Bhaskar Karambelkar's Blog

Installing RHadoop on Cloudera CDH 4.3.0

 

Tags: hadoop cloudera rhadoop rstats


These are my notes for installing RHadoop on a Cloudera CDH 4.3.0 Hadoop Cluster. Although the notes are geared towards installing on CDH, they can be used to install RHadoop on any other Hadoop distro.

The default installation instructionsas per RHadoop wiki tell you to install the ‘R’ package from the EPEL Repo. The problem with that is ‘R’ pulls in ‘R-core-devel’ package, and that pulls in all sort of ‘build tools’ including the gcc compiler and and a host of other library ‘dev’ packages.

This is a big issue for us, as we’re not allowed to have compilers installed on our Production boxes, which if you think about it, is a logical thing to do, considering the security requirements of a production environment.

With some efforts I was able to install RHadoop w/o having to install R-core-devel package on our hadoop cluster and these are the notes of that installation. To be able to install RHadoop on a CDH cluster, w/o having to install ‘R-core-devel’ package, you need to setup a so called ‘build box’, where you’ll install everything and push it on to the hadoop cluster.

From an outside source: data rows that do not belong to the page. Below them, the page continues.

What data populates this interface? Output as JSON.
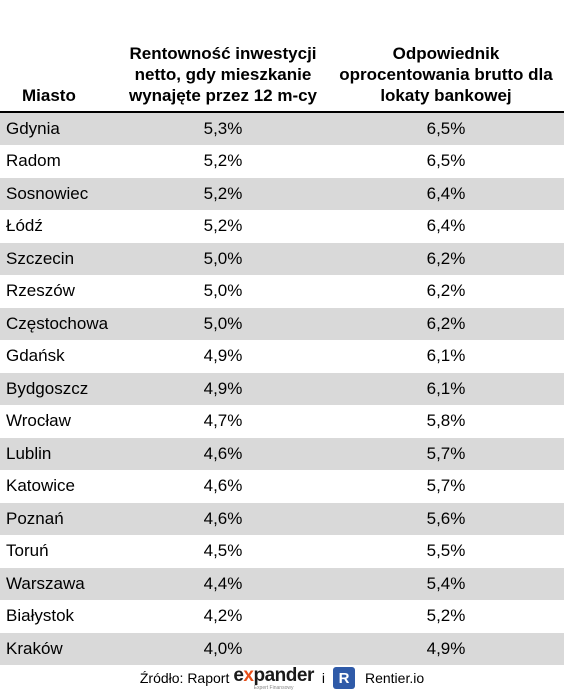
{
  "table": {
    "headers": {
      "city": "Miasto",
      "net_return": "Rentowność inwestycji netto, gdy mieszkanie wynajęte przez 12 m-cy",
      "gross_equivalent": "Odpowiednik oprocentowania brutto dla lokaty bankowej"
    },
    "rows": [
      {
        "city": "Gdynia",
        "net": "5,3%",
        "gross": "6,5%"
      },
      {
        "city": "Radom",
        "net": "5,2%",
        "gross": "6,5%"
      },
      {
        "city": "Sosnowiec",
        "net": "5,2%",
        "gross": "6,4%"
      },
      {
        "city": "Łódź",
        "net": "5,2%",
        "gross": "6,4%"
      },
      {
        "city": "Szczecin",
        "net": "5,0%",
        "gross": "6,2%"
      },
      {
        "city": "Rzeszów",
        "net": "5,0%",
        "gross": "6,2%"
      },
      {
        "city": "Częstochowa",
        "net": "5,0%",
        "gross": "6,2%"
      },
      {
        "city": "Gdańsk",
        "net": "4,9%",
        "gross": "6,1%"
      },
      {
        "city": "Bydgoszcz",
        "net": "4,9%",
        "gross": "6,1%"
      },
      {
        "city": "Wrocław",
        "net": "4,7%",
        "gross": "5,8%"
      },
      {
        "city": "Lublin",
        "net": "4,6%",
        "gross": "5,7%"
      },
      {
        "city": "Katowice",
        "net": "4,6%",
        "gross": "5,7%"
      },
      {
        "city": "Poznań",
        "net": "4,6%",
        "gross": "5,6%"
      },
      {
        "city": "Toruń",
        "net": "4,5%",
        "gross": "5,5%"
      },
      {
        "city": "Warszawa",
        "net": "4,4%",
        "gross": "5,4%"
      },
      {
        "city": "Białystok",
        "net": "4,2%",
        "gross": "5,2%"
      },
      {
        "city": "Kraków",
        "net": "4,0%",
        "gross": "4,9%"
      }
    ]
  },
  "source": {
    "label": "Źródło: Raport",
    "expander_prefix": "e",
    "expander_x": "x",
    "expander_rest": "pander",
    "expander_tagline": "Expert Finansowy",
    "conjunction": "i",
    "rentier_icon_letter": "R",
    "rentier_name": "Rentier.io"
  },
  "colors": {
    "row_shade": "#d9d9d9",
    "expander_accent": "#e8501a",
    "rentier_blue": "#2f5aa8"
  }
}
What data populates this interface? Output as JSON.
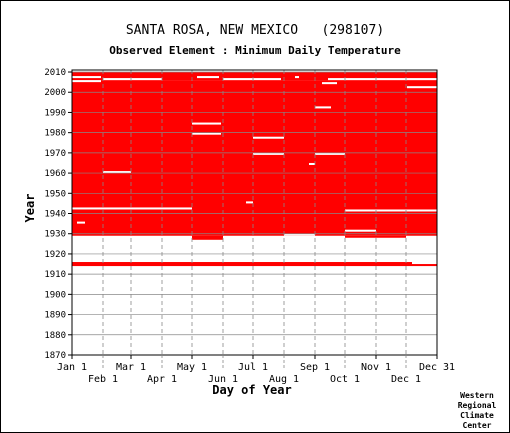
{
  "chart_data": {
    "type": "heatmap",
    "title": "SANTA ROSA, NEW MEXICO   (298107)",
    "subtitle": "Observed Element : Minimum Daily Temperature",
    "xlabel": "Day of Year",
    "ylabel": "Year",
    "xlim": [
      1,
      366
    ],
    "ylim": [
      1870,
      2011
    ],
    "x_ticks_top_row": [
      {
        "label": "Jan 1",
        "day": 1
      },
      {
        "label": "Mar 1",
        "day": 60
      },
      {
        "label": "May 1",
        "day": 121
      },
      {
        "label": "Jul 1",
        "day": 182
      },
      {
        "label": "Sep 1",
        "day": 244
      },
      {
        "label": "Nov 1",
        "day": 305
      },
      {
        "label": "Dec 31",
        "day": 366
      }
    ],
    "x_ticks_bottom_row": [
      {
        "label": "Feb 1",
        "day": 32
      },
      {
        "label": "Apr 1",
        "day": 91
      },
      {
        "label": "Jun 1",
        "day": 152
      },
      {
        "label": "Aug 1",
        "day": 213
      },
      {
        "label": "Oct 1",
        "day": 274
      },
      {
        "label": "Dec 1",
        "day": 335
      }
    ],
    "y_ticks": [
      1870,
      1880,
      1890,
      1900,
      1910,
      1920,
      1930,
      1940,
      1950,
      1960,
      1970,
      1980,
      1990,
      2000,
      2010
    ],
    "data_color": "#ff0000",
    "observed_blocks": [
      {
        "year_from": 1914,
        "year_to": 1916,
        "day_from": 1,
        "day_to": 341
      },
      {
        "year_from": 1914,
        "year_to": 1915,
        "day_from": 341,
        "day_to": 366
      },
      {
        "year_from": 1929,
        "year_to": 2006,
        "day_from": 1,
        "day_to": 366
      },
      {
        "year_from": 1927,
        "year_to": 1929,
        "day_from": 121,
        "day_to": 152
      },
      {
        "year_from": 1928,
        "year_to": 1929,
        "day_from": 274,
        "day_to": 335
      },
      {
        "year_from": 2006,
        "year_to": 2010,
        "day_from": 1,
        "day_to": 366
      }
    ],
    "missing_blocks": [
      {
        "year_from": 2007,
        "year_to": 2008,
        "day_from": 1,
        "day_to": 30
      },
      {
        "year_from": 2006,
        "year_to": 2007,
        "day_from": 32,
        "day_to": 91
      },
      {
        "year_from": 2005,
        "year_to": 2006,
        "day_from": 1,
        "day_to": 30
      },
      {
        "year_from": 2007,
        "year_to": 2008,
        "day_from": 126,
        "day_to": 148
      },
      {
        "year_from": 2006,
        "year_to": 2007,
        "day_from": 152,
        "day_to": 210
      },
      {
        "year_from": 2007,
        "year_to": 2008,
        "day_from": 224,
        "day_to": 228
      },
      {
        "year_from": 2004,
        "year_to": 2005,
        "day_from": 251,
        "day_to": 266
      },
      {
        "year_from": 2006,
        "year_to": 2007,
        "day_from": 257,
        "day_to": 366
      },
      {
        "year_from": 2002,
        "year_to": 2003,
        "day_from": 336,
        "day_to": 366
      },
      {
        "year_from": 1984,
        "year_to": 1985,
        "day_from": 121,
        "day_to": 150
      },
      {
        "year_from": 1979,
        "year_to": 1980,
        "day_from": 121,
        "day_to": 150
      },
      {
        "year_from": 1977,
        "year_to": 1978,
        "day_from": 182,
        "day_to": 213
      },
      {
        "year_from": 1969,
        "year_to": 1970,
        "day_from": 182,
        "day_to": 213
      },
      {
        "year_from": 1969,
        "year_to": 1970,
        "day_from": 244,
        "day_to": 274
      },
      {
        "year_from": 1992,
        "year_to": 1993,
        "day_from": 244,
        "day_to": 260
      },
      {
        "year_from": 1960,
        "year_to": 1961,
        "day_from": 32,
        "day_to": 60
      },
      {
        "year_from": 1935,
        "year_to": 1936,
        "day_from": 6,
        "day_to": 14
      },
      {
        "year_from": 1942,
        "year_to": 1943,
        "day_from": 1,
        "day_to": 121
      },
      {
        "year_from": 1941,
        "year_to": 1942,
        "day_from": 274,
        "day_to": 366
      },
      {
        "year_from": 1931,
        "year_to": 1932,
        "day_from": 274,
        "day_to": 305
      },
      {
        "year_from": 1945,
        "year_to": 1946,
        "day_from": 175,
        "day_to": 182
      },
      {
        "year_from": 1929,
        "year_to": 1930,
        "day_from": 213,
        "day_to": 244
      },
      {
        "year_from": 1964,
        "year_to": 1965,
        "day_from": 238,
        "day_to": 244
      }
    ],
    "grid": true
  },
  "credit": [
    "Western",
    "Regional",
    "Climate",
    "Center"
  ],
  "colors": {
    "grid": "#888888",
    "axis": "#000000",
    "background": "#ffffff"
  }
}
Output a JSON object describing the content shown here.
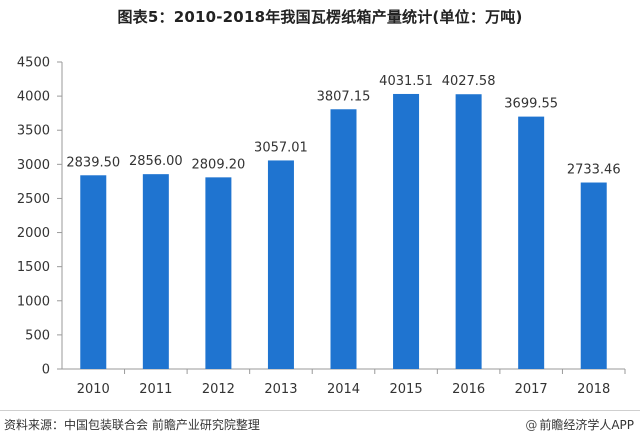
{
  "title": "图表5：2010-2018年我国瓦楞纸箱产量统计(单位：万吨)",
  "footer": {
    "source": "资料来源：中国包装联合会 前瞻产业研究院整理",
    "brand": "前瞻经济学人APP",
    "brand_icon": "at-icon"
  },
  "colors": {
    "bar": "#1f74d0",
    "axis": "#9a9a9a",
    "text": "#333333"
  },
  "chart_data": {
    "type": "bar",
    "title": "图表5：2010-2018年我国瓦楞纸箱产量统计(单位：万吨)",
    "categories": [
      "2010",
      "2011",
      "2012",
      "2013",
      "2014",
      "2015",
      "2016",
      "2017",
      "2018"
    ],
    "values": [
      2839.5,
      2856.0,
      2809.2,
      3057.01,
      3807.15,
      4031.51,
      4027.58,
      3699.55,
      2733.46
    ],
    "value_labels": [
      "2839.50",
      "2856.00",
      "2809.20",
      "3057.01",
      "3807.15",
      "4031.51",
      "4027.58",
      "3699.55",
      "2733.46"
    ],
    "yticks": [
      "0",
      "500",
      "1000",
      "1500",
      "2000",
      "2500",
      "3000",
      "3500",
      "4000",
      "4500"
    ],
    "ylim": [
      0,
      4500
    ],
    "grid": false,
    "legend": "none"
  }
}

Set up a “build box”, with the same exact OS version, JDK, and Hadoop Version as that of your Hadoop Cluster. We need Hadoop installed to compile RHadoop packages, but we’re not going to make this box a part of the hadoop cluster.

On all boxes, i.e. each Hadoop Node as well as the ‘build box’ , first setup EPEL yum repository as per instructions on EPEL Wiki.

# As root user  
yum -y --enablerepo=epel install R-core 
#If your system doesn't allow 'root' logins, use 'sudo yum ...' instead 

Then only on the build box

# As root user 
# If your system doesn't allow 'root' logins, use 'sudo bash -l' instead 
# to start a root shell and do the next 4 steps 
yum -y --enablerepo=epel install R 
export JAVA_HOME=<JDK Base Dir> 
export PATH=$JAVA_HOME/bin:$PATH 
R CMD javareconf 

# everything below can be done as a non-root user.
cat > ~/.Rprofile <<THE_END 
options(repos=structure(c(CRAN="<CRAN Mirror Closest to you>")))
THE_END 

cat > ~/.Renviron << THE_END 
R_LIBS_USER="/opt/R/library" 
HADOOP_HOME="<BASE DIRECTORY OF HADOOP>" 
HADOOP_CMD="<Full PATH of the 'hadoop' Command>"
HADOOP_STREAMING="<Full Path to Hadoop Streaming Jar File>"
LD_LIBRARY_PATH="${LD_LIBRARY_PATH}:<Path to Hadoop Native Lib dir>" 
JAVA_HOME="<Path to JDK>" 
R_JAVA_LD_LIBRARY_PATH="${JAVA_HOME}/lib/amd64/server" 
THE_END 

Rscript -e "install.packages(c('Rcpp', 'RJSONIO', 'itertools', 'digest'));" 
Rscript -e "install.packages(c('functional', 'stringr', 'plyr'));" 
Rscript -e 'install.packages("rJava");' 
Rscript -e 'install.packages("reshape2");' 
Rscript -e 'install.packages("bitops");' 
#Download rhdfs rmr2 from RHadoop Github page. 
R CMD INSTALL rhdfs_1.0.5.tar.gz R CMD INSTALL rmr2_2.0.0.tar.gz 

This should install all the required ‘R’ packages along with ‘rhdfs’ and ‘rmr2’ under /opt/R/library directory on the ‘build’ box. 

After this simply scp/rsync the $HOME/.Renviron file, and /opt/R directory to each hadoop node in the cluster. The .Renviron file needs to be in the home directory of every user who’s going to run a ‘R’ map-reduce job.

This should setup RHadoop on your Hadoop Cluster without having to install compiler toolchains on each Hadoop Node.